"Richard B. Gilbert" <[email protected]> writes:

>Andy Yates wrote:
>> Unruh wrote:
>>> Andy Yates <[email protected]> writes:
>>>
>>>> Hal Murray wrote:
>>>>> In article <[email protected]>,
>>>>>  Andy Yates <[email protected]> writes:
>>>>>> Does anybody have any figures that shows the effect on accuracy of an
>>>>>> NTP v3 client using a stratum 1 server rather than a stratum 2 or 3
>>>>>> server? It's all in a GE LAN based scenario, commercial stratum 1
>>>>>> servers connected to GPS and stratum 2 and 3 servers are typically
>>>>>> dedicated Linux boxes.
>>>>>> However I'm been pressed to supply an SLA for accuracy. My argument is
>>>>>> that although you can get your stratum one server to synchronize to
>>>>>> microseconds of UTP, as soon as the client uses NTP v3 over the LAN,
>>>>>> even a GE LAN, then the accuracy degrades and putting well designed well
>>>>>> specified stratum between the boxes is not going to decrease accuracy
>>>>>> sufficiently to warrant purchasing many stratum one appliances.
>>>>> What sort of accuracy are you interested in?  1 ms?  10 ms?  100 ms?
>>>> Hi Hal
>>>> Its up to us to specify what we think the SLA should be - the guide is
>>>> "as accurate as possible"!
>>> That is of course completely idiotic. They do NOT want it as accurate as
>>> possible. That would cost them millions of dollars and is not in fact
>>> needed. What are they using the time for? what kind of machines are they
>>> ( Windows, linux, BSD, special home grown OS?)
>>>
>>>
>>>>> How stable is your temperature?  (Both the room and the CPU load.)
>>> ntp is terrible if anything varies ( absurdly long settling times).
>>>
>>>
>>>> Temperature will be very stable, the DC is the very well specified and
>>>> scrupulously engineered - no cables blocking air flow etc. Generally
>>>> speaking the CPU is over specified.
>>>>> What is the load on the LAN between the clients and servers?
>>>>> (Delay is not a problem.  Variation in delay is a problem.)
>>>> The NTP will be on a separate management LAN to the production traffic
>>>> so not subject to the variances that application load has on the network.
>>>>> I suggest you measure it.  Start with your current system.
>>>>>
>>>>> Setup a box as a ntpd system and tell it to use several target boxes
>>>>> as servers and turn on logging.  peerstats will tell you the difference
>>>>> between your local clock and the target system.
>>>>>
>>>> I'll look at the current NTP infrastructure however its completely
>>>> different to the new. The old has 3 geographically diverse GPS receivers
>>>> plus a GPS and radio source on the roof of the data centre and we use
>>>> network components to provide the intermediate strata between stratum
>>>> one and client - and have not really had many issues after almost 10
>>>> years of use. However, requirements are changing and we will probably be
>>>> using dedicated stratum 2/3 servers as required.
>>> Does teh GPS have PPS ( puse per second) or are they just using the nmea
>>> time signal? Radio about as bad as GPS with just NMEA for timing. 
>>>
>>>
>> Hi Unruh
>> 
>> it uses IRIG-B but can use PPS amongst others - However I should have
>> said "as accurate as possible using a well designed NTP system". Our
>> stratum zero sources and stratum 1 sources will be v.accurate - its the
>> distribution via NTP that were trying to get our heads around.

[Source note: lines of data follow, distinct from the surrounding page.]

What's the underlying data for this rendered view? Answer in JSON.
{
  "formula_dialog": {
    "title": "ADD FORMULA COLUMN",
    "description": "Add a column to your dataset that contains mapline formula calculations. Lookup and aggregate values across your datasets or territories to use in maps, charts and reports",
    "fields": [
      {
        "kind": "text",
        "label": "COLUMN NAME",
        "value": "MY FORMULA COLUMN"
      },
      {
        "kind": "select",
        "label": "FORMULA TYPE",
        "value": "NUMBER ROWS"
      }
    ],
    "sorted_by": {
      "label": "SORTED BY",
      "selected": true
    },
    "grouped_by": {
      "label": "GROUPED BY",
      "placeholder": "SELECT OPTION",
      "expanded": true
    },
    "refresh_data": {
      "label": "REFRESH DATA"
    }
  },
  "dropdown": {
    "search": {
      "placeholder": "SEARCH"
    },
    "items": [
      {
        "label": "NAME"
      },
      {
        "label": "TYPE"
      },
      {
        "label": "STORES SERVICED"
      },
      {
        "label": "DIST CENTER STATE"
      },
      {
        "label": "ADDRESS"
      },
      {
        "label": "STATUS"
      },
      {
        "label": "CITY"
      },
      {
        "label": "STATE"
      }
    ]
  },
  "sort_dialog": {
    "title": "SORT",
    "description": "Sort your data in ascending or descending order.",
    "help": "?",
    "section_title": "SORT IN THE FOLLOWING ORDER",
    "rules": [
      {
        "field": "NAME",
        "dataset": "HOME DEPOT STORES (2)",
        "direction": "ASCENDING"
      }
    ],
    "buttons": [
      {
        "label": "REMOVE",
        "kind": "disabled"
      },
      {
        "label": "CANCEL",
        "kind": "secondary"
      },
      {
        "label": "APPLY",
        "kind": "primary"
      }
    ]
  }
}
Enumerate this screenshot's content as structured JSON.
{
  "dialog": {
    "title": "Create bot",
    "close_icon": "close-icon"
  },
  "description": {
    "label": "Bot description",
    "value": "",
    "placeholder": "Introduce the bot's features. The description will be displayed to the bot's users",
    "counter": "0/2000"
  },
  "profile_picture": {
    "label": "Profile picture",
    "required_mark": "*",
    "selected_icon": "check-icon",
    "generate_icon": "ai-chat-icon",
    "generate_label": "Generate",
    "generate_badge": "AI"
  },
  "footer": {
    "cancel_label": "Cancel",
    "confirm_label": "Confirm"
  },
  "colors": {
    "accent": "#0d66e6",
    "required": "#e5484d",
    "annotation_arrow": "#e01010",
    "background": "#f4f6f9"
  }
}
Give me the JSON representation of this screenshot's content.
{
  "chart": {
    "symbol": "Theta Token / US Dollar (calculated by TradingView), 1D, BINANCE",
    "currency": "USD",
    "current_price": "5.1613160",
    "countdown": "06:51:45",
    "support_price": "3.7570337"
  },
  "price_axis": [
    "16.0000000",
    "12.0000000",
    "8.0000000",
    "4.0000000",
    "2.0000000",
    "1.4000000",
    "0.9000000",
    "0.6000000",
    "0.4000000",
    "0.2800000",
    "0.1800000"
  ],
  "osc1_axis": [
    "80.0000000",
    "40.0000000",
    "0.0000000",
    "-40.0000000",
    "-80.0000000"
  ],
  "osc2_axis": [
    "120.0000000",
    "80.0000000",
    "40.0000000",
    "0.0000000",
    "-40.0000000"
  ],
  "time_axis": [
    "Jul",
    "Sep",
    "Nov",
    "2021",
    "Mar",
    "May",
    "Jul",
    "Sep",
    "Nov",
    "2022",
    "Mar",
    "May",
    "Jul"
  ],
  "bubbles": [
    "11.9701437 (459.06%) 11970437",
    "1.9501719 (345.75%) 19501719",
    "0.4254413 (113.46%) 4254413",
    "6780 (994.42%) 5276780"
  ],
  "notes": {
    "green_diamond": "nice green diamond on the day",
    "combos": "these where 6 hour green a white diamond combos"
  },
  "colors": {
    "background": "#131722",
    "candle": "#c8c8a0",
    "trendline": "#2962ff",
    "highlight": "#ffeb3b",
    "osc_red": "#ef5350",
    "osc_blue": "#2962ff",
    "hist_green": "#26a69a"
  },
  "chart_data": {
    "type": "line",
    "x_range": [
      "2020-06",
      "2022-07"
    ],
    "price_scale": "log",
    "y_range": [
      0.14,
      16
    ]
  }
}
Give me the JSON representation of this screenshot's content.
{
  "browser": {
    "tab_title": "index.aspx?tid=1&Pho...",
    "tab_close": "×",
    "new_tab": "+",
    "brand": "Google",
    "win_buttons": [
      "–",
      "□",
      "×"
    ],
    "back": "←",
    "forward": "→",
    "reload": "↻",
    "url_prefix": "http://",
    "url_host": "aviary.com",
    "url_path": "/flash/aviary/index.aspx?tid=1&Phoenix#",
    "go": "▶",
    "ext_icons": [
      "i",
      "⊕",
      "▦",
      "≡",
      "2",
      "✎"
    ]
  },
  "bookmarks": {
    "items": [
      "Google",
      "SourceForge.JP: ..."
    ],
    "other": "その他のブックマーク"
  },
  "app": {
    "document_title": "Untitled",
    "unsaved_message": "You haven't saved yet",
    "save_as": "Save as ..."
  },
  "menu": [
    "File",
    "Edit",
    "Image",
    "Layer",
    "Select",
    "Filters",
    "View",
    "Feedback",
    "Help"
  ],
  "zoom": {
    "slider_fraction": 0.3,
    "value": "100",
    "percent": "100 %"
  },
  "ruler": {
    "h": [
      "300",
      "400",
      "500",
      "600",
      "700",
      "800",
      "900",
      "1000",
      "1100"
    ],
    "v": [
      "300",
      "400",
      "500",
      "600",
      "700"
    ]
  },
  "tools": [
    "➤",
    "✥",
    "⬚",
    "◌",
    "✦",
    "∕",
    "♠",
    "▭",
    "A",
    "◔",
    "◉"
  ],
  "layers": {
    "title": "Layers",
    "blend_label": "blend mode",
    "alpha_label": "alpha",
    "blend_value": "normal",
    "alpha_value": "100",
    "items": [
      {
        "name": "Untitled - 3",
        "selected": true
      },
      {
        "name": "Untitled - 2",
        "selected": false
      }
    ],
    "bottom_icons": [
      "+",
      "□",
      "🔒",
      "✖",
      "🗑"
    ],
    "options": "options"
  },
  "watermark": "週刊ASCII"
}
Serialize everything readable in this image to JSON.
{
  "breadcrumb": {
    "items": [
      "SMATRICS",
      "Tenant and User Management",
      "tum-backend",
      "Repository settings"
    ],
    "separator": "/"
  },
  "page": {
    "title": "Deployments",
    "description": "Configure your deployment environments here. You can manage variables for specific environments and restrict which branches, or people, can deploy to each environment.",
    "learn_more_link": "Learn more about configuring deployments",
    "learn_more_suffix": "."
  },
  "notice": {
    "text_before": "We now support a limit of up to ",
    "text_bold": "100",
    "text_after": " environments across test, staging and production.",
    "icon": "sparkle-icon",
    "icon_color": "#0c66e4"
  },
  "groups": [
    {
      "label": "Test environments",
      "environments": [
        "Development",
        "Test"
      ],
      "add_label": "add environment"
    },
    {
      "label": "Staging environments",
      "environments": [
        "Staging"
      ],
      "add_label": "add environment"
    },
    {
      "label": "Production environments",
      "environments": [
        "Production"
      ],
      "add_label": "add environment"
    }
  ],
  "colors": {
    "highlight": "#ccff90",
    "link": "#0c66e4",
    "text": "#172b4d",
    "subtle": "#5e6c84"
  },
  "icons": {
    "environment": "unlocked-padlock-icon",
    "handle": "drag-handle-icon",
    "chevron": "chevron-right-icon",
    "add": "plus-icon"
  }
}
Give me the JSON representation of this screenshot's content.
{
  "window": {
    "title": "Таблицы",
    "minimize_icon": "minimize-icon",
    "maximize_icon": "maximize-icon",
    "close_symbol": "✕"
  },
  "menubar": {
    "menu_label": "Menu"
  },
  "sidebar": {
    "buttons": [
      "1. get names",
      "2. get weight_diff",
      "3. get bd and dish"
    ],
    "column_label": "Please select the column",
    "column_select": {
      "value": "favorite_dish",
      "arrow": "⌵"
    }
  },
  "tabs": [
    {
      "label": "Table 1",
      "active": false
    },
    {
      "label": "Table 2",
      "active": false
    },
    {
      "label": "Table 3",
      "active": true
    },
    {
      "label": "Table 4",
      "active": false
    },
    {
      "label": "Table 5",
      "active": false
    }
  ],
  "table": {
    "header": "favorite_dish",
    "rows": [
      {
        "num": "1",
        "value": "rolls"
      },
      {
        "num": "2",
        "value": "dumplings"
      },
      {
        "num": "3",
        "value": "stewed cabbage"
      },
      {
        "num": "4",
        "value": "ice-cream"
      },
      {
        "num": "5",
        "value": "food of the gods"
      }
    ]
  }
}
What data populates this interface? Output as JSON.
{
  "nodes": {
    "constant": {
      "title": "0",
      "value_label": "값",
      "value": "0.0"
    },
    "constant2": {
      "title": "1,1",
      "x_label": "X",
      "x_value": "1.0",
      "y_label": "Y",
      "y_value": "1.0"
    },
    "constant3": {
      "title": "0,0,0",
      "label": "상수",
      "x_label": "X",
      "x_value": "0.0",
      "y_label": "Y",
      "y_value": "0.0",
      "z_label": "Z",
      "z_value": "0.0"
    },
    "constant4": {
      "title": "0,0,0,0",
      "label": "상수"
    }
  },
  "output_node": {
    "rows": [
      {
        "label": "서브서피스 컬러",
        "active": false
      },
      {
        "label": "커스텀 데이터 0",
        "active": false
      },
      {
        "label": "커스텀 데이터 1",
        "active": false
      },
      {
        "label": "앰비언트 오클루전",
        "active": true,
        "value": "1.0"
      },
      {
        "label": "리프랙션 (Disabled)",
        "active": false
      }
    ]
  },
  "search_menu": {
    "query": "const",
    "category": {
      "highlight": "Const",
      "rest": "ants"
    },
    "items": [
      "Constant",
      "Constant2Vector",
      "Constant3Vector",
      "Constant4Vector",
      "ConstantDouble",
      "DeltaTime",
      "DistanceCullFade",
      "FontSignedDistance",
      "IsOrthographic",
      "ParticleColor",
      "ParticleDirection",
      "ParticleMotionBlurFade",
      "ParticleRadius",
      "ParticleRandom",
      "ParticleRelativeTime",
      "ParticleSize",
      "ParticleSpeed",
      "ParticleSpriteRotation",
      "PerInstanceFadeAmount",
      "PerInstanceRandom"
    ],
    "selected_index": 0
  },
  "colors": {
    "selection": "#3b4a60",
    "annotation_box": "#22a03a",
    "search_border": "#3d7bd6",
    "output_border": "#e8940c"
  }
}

>How are you "distributing" NTP?  On a LAN?  On WAN?  What are you using 
>the time for?  Do you have legal requirements for the accuracy of your 
>timestamps?

>It's possible to get all the systems on a LAN to more or less agree on 
>what time it is.  +/- 20 milliseconds should be easy.  +/- 10 
>milliseconds is achievable.  The tighter the agreement, the more it's 
>going to cost you!  Add a WAN and it gets more difficult and more expensive.

Uh, 30usec is more like it. At least that is what I get/got on my lan.


>One of the keys to getting tight synchronization is a stable and 
>accurate source of time.  A GPS timing receiver can supply time of the 
>required quality.  Note that GPS receivers designed for navigation 
>service are generally pooly suited to timing service, and vice versa.

You must have a GPS which delivers PPS, and a good interrupt service
routing to timestamp the PPS transition. 
You must run an operating system like Linux or BSD which actually has
time support (interpolation) in the kernel.